The politics of difference invites us all to recognise difference, and to be prepared to treat each other equally through respecting that difference. The first task is to understand the difference. And ethnic diversity is always interactive: we are different because I differ from you and you differ from me. This is an appropriate relativism, for it rejects the distorting normative assumptions of ethnocentrism. From an understanding of the difference we can all then move to demonstrating respect between equals. No one who has isolated themselves from their own identity and values can do this. Holistic care requires holistic carers: rounded, complex, whole persons. Thus, transcultural practice challenges us to live and practice through respect for difference, and to learn how to negotiate difference appropriately. The core values of British health and social care professions provide a positive platform for pursuing this goal.

However, there appears to be no easy formula that will enable all of us to negotiate easily the policies that must be developed, to guarantee health care that is appropriate for a multi-ethnic society. We live in an age when we all feel the power of the politics of identity. We too have identities, we too are able to claim our distinct location within the access to rights and resources offered by differentiated citizenship.

In a polyethnic society we are all ethnic and, therefore, all capable of claiming our own polyethnic rights.

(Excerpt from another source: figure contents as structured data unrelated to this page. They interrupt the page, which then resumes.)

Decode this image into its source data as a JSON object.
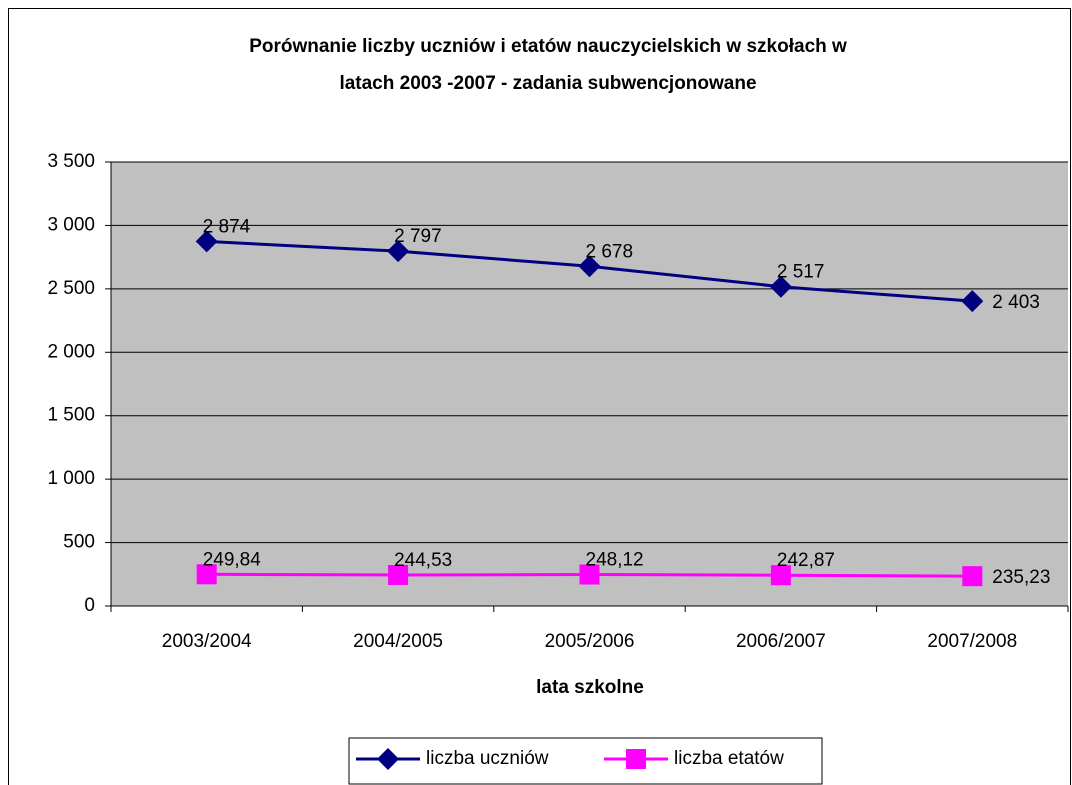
{
  "chart_data": {
    "type": "line",
    "title": [
      "Porównanie liczby uczniów i etatów nauczycielskich w szkołach w",
      "latach 2003 -2007 - zadania subwencjonowane"
    ],
    "x_label": "lata szkolne",
    "categories": [
      "2003/2004",
      "2004/2005",
      "2005/2006",
      "2006/2007",
      "2007/2008"
    ],
    "series": [
      {
        "name": "liczba uczniów",
        "color": "#000080",
        "marker": "diamond",
        "values": [
          2874,
          2797,
          2678,
          2517,
          2403
        ],
        "value_labels": [
          "2 874",
          "2 797",
          "2 678",
          "2 517",
          "2 403"
        ]
      },
      {
        "name": "liczba etatów",
        "color": "#ff00ff",
        "marker": "square",
        "values": [
          249.84,
          244.53,
          248.12,
          242.87,
          235.23
        ],
        "value_labels": [
          "249,84",
          "244,53",
          "248,12",
          "242,87",
          "235,23"
        ]
      }
    ],
    "ylim": [
      0,
      3500
    ],
    "yticks": [
      0,
      500,
      {
        "value": 1000,
        "label": "1 000"
      },
      {
        "value": 1500,
        "label": "1 500"
      },
      {
        "value": 2000,
        "label": "2 000"
      },
      {
        "value": 2500,
        "label": "2 500"
      },
      {
        "value": 3000,
        "label": "3 000"
      },
      {
        "value": 3500,
        "label": "3 500"
      }
    ],
    "grid": true,
    "plot_background": "#c0c0c0",
    "legend": "bottom"
  }
}
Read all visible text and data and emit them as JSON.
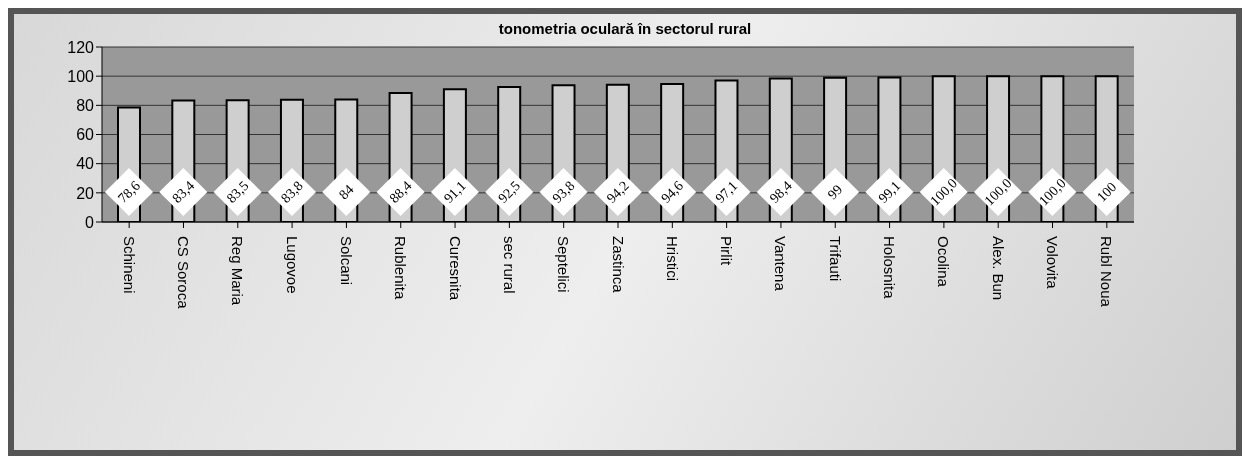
{
  "chart_data": {
    "type": "bar",
    "title": "tonometria oculară  în sectorul rural",
    "categories": [
      "Schineni",
      "CS Soroca",
      "Reg Maria",
      "Lugovoe",
      "Solcani",
      "Rublenita",
      "Curesnita",
      "sec rural",
      "Septelici",
      "Zastinca",
      "Hristici",
      "Pirlit",
      "Vantena",
      "Trifauti",
      "Holosnita",
      "Ocolina",
      "Alex. Bun",
      "Volovita",
      "Rubl Noua"
    ],
    "values": [
      78.6,
      83.4,
      83.5,
      83.8,
      84,
      88.4,
      91.1,
      92.5,
      93.8,
      94.2,
      94.6,
      97.1,
      98.4,
      99,
      99.1,
      100,
      100,
      100,
      100
    ],
    "value_labels": [
      "78,6",
      "83,4",
      "83,5",
      "83,8",
      "84",
      "88,4",
      "91,1",
      "92,5",
      "93,8",
      "94,2",
      "94,6",
      "97,1",
      "98,4",
      "99",
      "99,1",
      "100,0",
      "100,0",
      "100,0",
      "100"
    ],
    "color": "#cfcfcf",
    "ylim": [
      0,
      120
    ],
    "yticks": [
      0,
      20,
      40,
      60,
      80,
      100,
      120
    ],
    "grid": "y",
    "legend": false
  }
}
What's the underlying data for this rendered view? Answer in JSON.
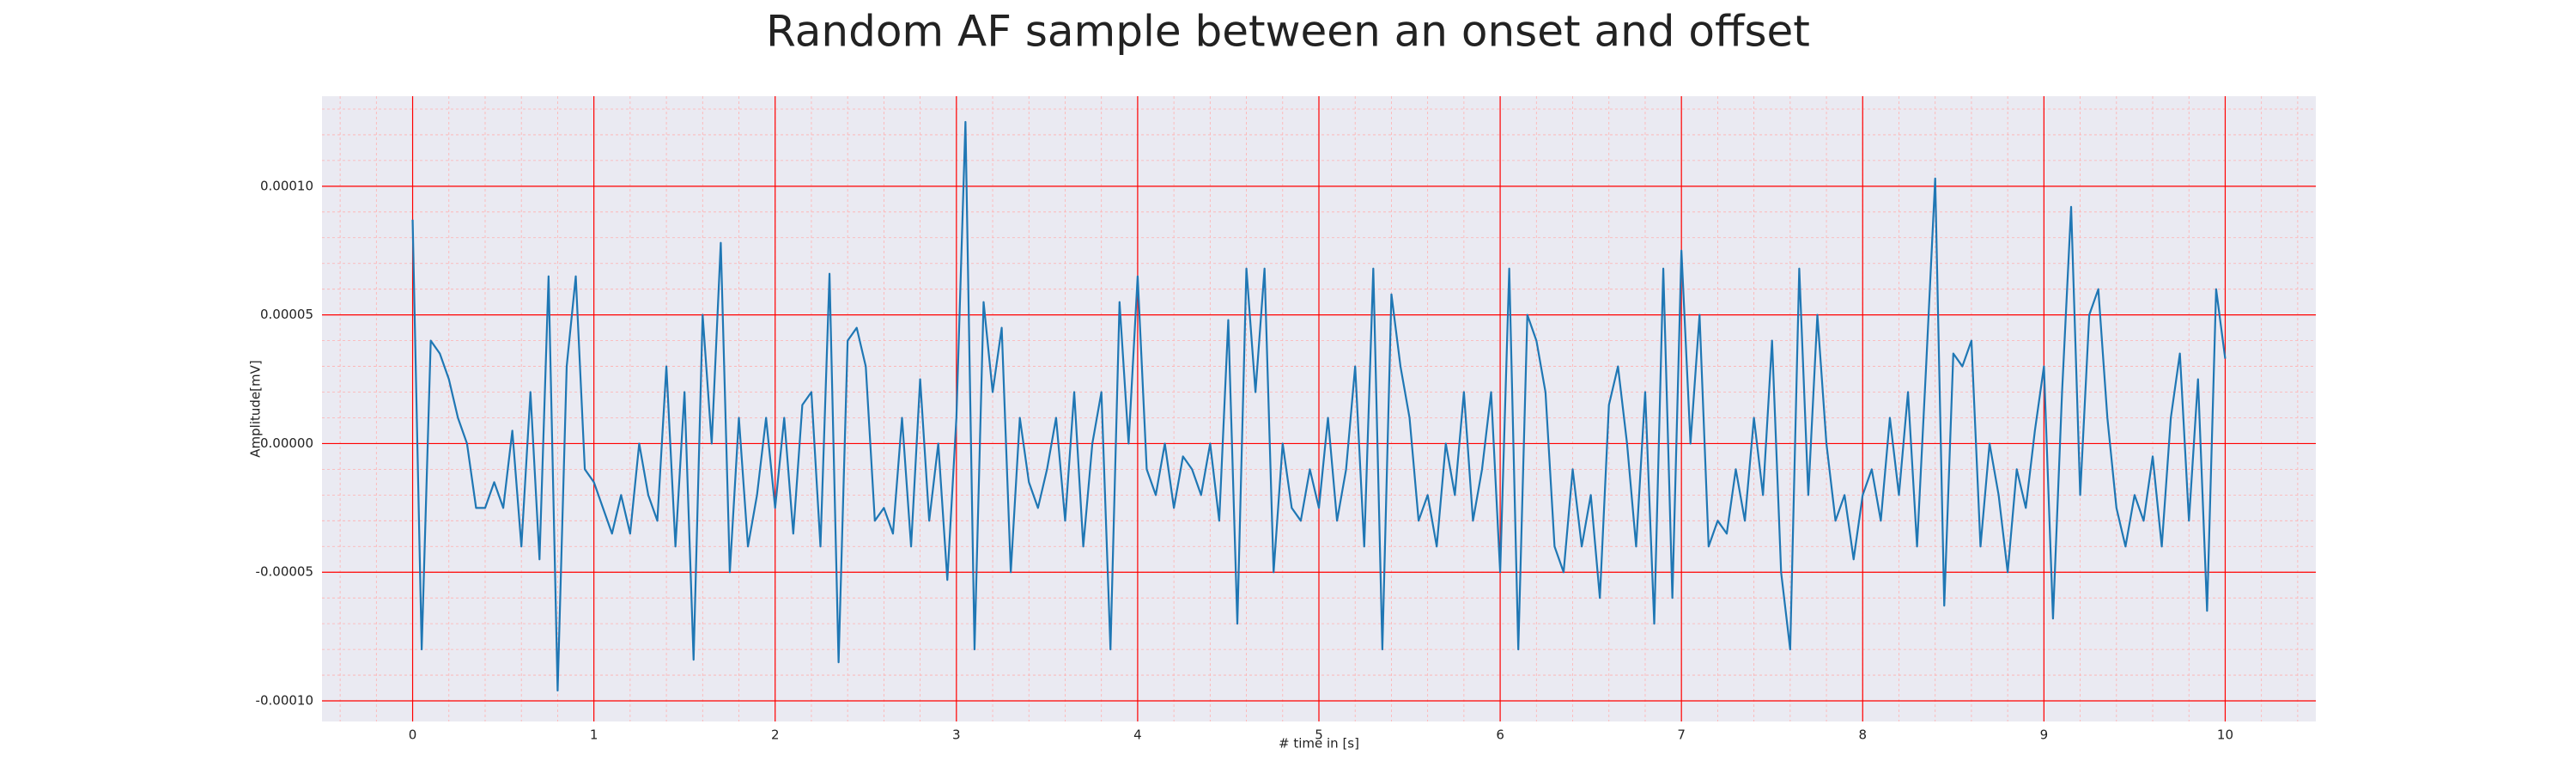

Multiculturalism is about recognising ethnic diversity and in Britain our experience of living with multicultural policies is not yet sufficiently mature for the majority ethnic community to resist the emotive comforts of buying into the 'victimisation of the majority' rhetoric. Nor do all minority ethnic claims to polyethnic rights avoid the divisive politics of essentialism, whereby some members of their community are more real than others. And there is, as yet, no easy calculus that allows us to easily, and with certainty, distinguish between a legitimate statement of ethnic pride and an ethnocentric piece of xenophobia that may well be racist. There is a struggle within the United Kingdom for equal treatment for all ethnic communities. Where this struggle focuses upon particular resources, such as health care, it is not difficult to find evidence of tactics of resistance to change from the majority ethnic group and increasing frustration from minority ethnic communities. It is appropriate to see this as a situation of conflict in which feelings may be heightened, and ethnic boundaries are made explicit and strongly defended. It is useful in this context to remember two realities:

that despite any ethnic difference the very great majority of health care user are citizens - they have an absolute right to appropriate healthcare and that:
individual practitioners committed to high quality transcultural health care cannot adequately compensate for a health care system that has failed to develop, and resource, policies that will guarantee a flexible culturally safe health care system.

The first statement reminds us all that culturally safe health care is not a generous addition to current health care practice; it is fundamental to a NHS for 21st century Britain. It is integral to individualised holistic care.

The second statement reminds us that individual practitioners cannot practice appropriately in a health care system that has not, at an institutional level, developed systematic policies to guarantee culturally safe practice. This underlines the fact that if practitioners have not been educated to deliver culturally safe care they can hardly be blamed for their inadequacies. And, it underscores the necessity of communities of practice having a shared commitment to monitoring and developing transcultural skills.

If we can be more open about, and comfortable with the ambiguity and anxiety that is attached to this developmental phase of changing health care practice, then we may all be more receptive to recognising change and to consolidating progress.